The final planning option that should be mentioned without extending the scope of this article, is the long (and perhaps) forgotten code section 962. A US individual shareholder of a CFC can make an annual 962 election to pay the tax on its subpart F income at the corporate tax rate, instead of the individual tax rate. This code section might be forgotten, because before the Tax Cuts and Jobs Act of 2017 corporate tax rates were very close to individual tax rates, and the active trade or business income of CFC was not taxable if it stayed outside the US. However, now with GILTI creating its own subpart F category on active trade or business income, and corporate tax rates being lower; this election can make a lot of sense for an individual in the highest tax bracket of 37 percent, as he or she will be only subject to 21 percent tax on their GILTI.

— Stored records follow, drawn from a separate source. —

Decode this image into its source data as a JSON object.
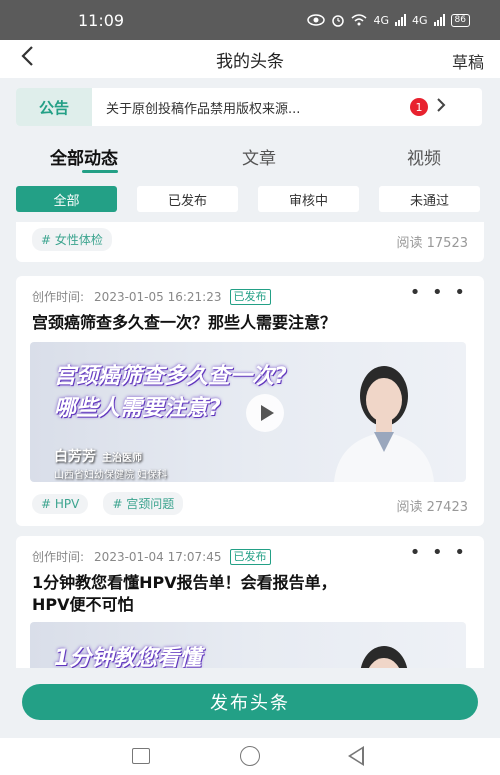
{
  "status_bar": {
    "time": "11:09",
    "network_1": "4G",
    "network_2": "4G",
    "battery": "86"
  },
  "header": {
    "back_icon": "chevron-left-icon",
    "title": "我的头条",
    "draft_label": "草稿"
  },
  "notice": {
    "tag": "公告",
    "text": "关于原创投稿作品禁用版权来源...",
    "badge_count": "1"
  },
  "tabs": [
    {
      "label": "全部动态",
      "active": true
    },
    {
      "label": "文章"
    },
    {
      "label": "视频"
    }
  ],
  "filters": [
    {
      "label": "全部",
      "active": true
    },
    {
      "label": "已发布"
    },
    {
      "label": "审核中"
    },
    {
      "label": "未通过"
    }
  ],
  "posts": [
    {
      "tags": [
        "# 女性体检"
      ],
      "reads": "阅读 17523"
    },
    {
      "created_label": "创作时间:",
      "created_time": "2023-01-05 16:21:23",
      "status": "已发布",
      "title": "宫颈癌筛查多久查一次？那些人需要注意？",
      "thumb": {
        "line1": "宫颈癌筛查多久查一次?",
        "line2": "哪些人需要注意?",
        "author": "白芳芳",
        "role": "主治医师",
        "hospital": "山西省妇幼保健院 妇保科"
      },
      "tags": [
        "# HPV",
        "# 宫颈问题"
      ],
      "reads": "阅读 27423"
    },
    {
      "created_label": "创作时间:",
      "created_time": "2023-01-04 17:07:45",
      "status": "已发布",
      "title_line1": "1分钟教您看懂HPV报告单！会看报告单，",
      "title_line2": "HPV便不可怕",
      "thumb": {
        "line1": "1分钟教您看懂"
      }
    }
  ],
  "publish_button": "发布头条",
  "colors": {
    "accent": "#23a086",
    "badge": "#e8222f",
    "statusbar": "#5b5b5b"
  }
}
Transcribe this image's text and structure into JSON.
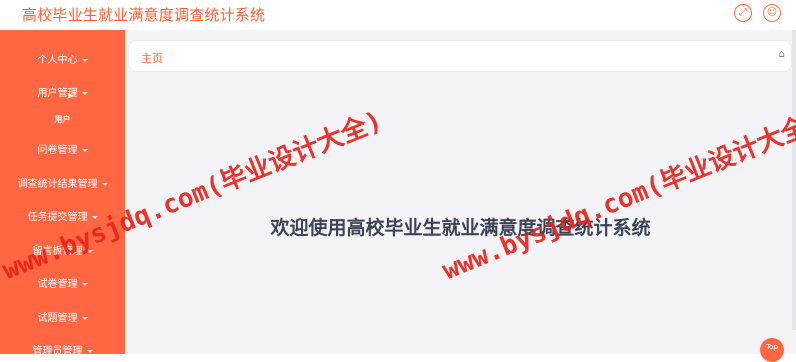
{
  "app": {
    "title": "高校毕业生就业满意度调查统计系统"
  },
  "header": {
    "icons": [
      "fullscreen-icon",
      "user-icon"
    ]
  },
  "sidebar": {
    "items": [
      {
        "label": "个人中心"
      },
      {
        "label": "用户管理"
      },
      {
        "label": "用户"
      },
      {
        "label": "问卷管理"
      },
      {
        "label": "调查统计结果管理"
      },
      {
        "label": "任务提交管理"
      },
      {
        "label": "留言板管理"
      },
      {
        "label": "试卷管理"
      },
      {
        "label": "试题管理"
      },
      {
        "label": "管理员管理"
      }
    ]
  },
  "breadcrumb": {
    "label": "主页"
  },
  "main": {
    "welcome": "欢迎使用高校毕业生就业满意度调查统计系统"
  },
  "watermark": {
    "text": "www.bysjdq.com(毕业设计大全)"
  },
  "back_to_top": {
    "label": "Top"
  },
  "colors": {
    "accent": "#ff6742",
    "title": "#ff5f2f",
    "watermark": "#e8241a",
    "welcome_text": "#3d4458"
  }
}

There Might be Light in the End of the Tunnel
While the IRS has not specifically confirmed that non-corporate taxpayer can get the foreign tax credit for 80 percent of the foreign taxes paid by the CFC on the GILTI, the IRS did propose regulations that would allow an individual making the 962 election to also be eligible for the 50 percent GILTI deduction, lowering the effective tax rate to 10.5 percent. With such proposed regulations, I do believe that the IRS has seen the inequality burdened by the non-corporate taxpayers, and working on fixing it.